Welche Rolle spielt das Handwerk für die Gestaltung?
«Kein Produkt entsteht allein am Reissbrett oder am Bildschirm. Es braucht sehr gute Materialkenntnisse und dazu ein paar geschickte Hände für den Bau der vielen Proto-typen. Das Eine geht also nicht ohne das Andere. Das zeigt die Geschichte. Früher war ein Handwerker ein Macher und ein Gestalter. Erst mit der Industrialisierung setzte eine allmähliche Trennung der Berufe ein.»
Welche gestalterische Leistung berührt Sie und warum?
«Solche gibt es viele.
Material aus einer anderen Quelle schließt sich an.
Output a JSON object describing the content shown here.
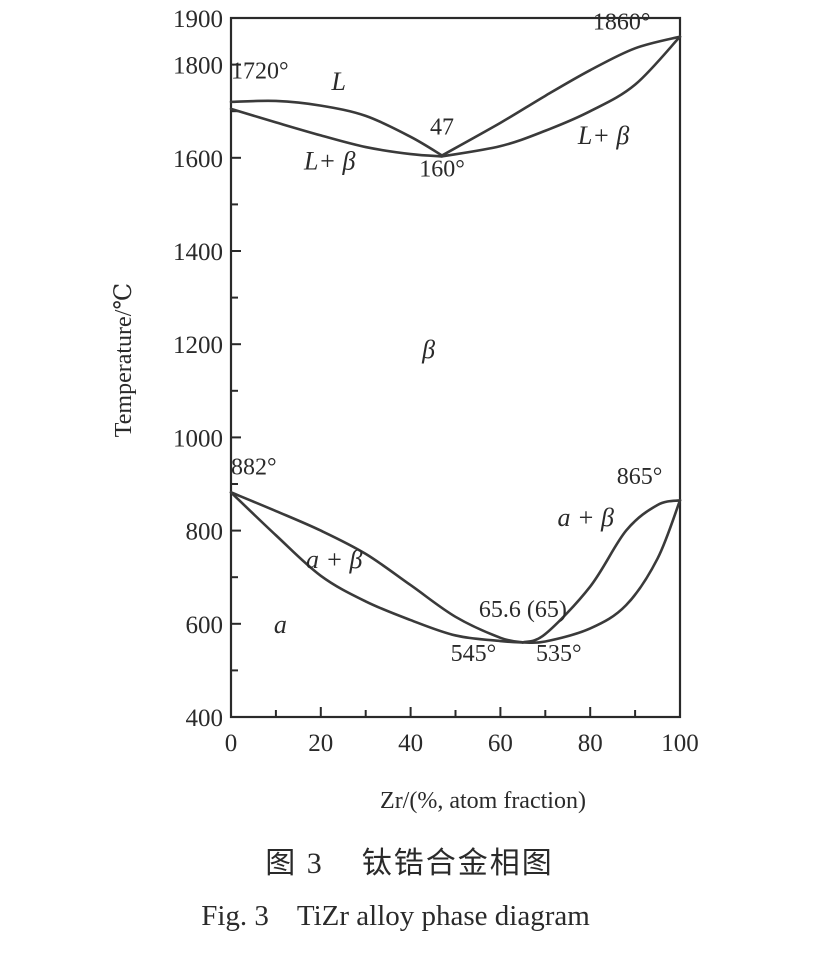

Der Löffel zum Beispiel. Er ist so einfach, so nützlich und selbstverständlich. Von ihm existieren vermutlich tausende Varianten rund um die Welt und in ungezählten Kulturen, und doch ist seine Urform über Jahrhunderte erhalten geblieben. Und man kann an den vielen Varianten erahnen, wo und in welchem Jahrhundert oder Jahrzehnt sie gefertigt wurden. Ausserdem gleicht er mit seinen vielen -Gebrauchsmöglichkeiten einem Universalwerkzeug.»
Was macht einen Gestalter erfolgreich?
«Wenn Idee, Form, Funktion, Ökologie und Ökonomie eines Objekts zum richtigen Zeitpunkt aufeinandertreffen.»
Was möchten Sie auf jeden Fall noch entwerfen?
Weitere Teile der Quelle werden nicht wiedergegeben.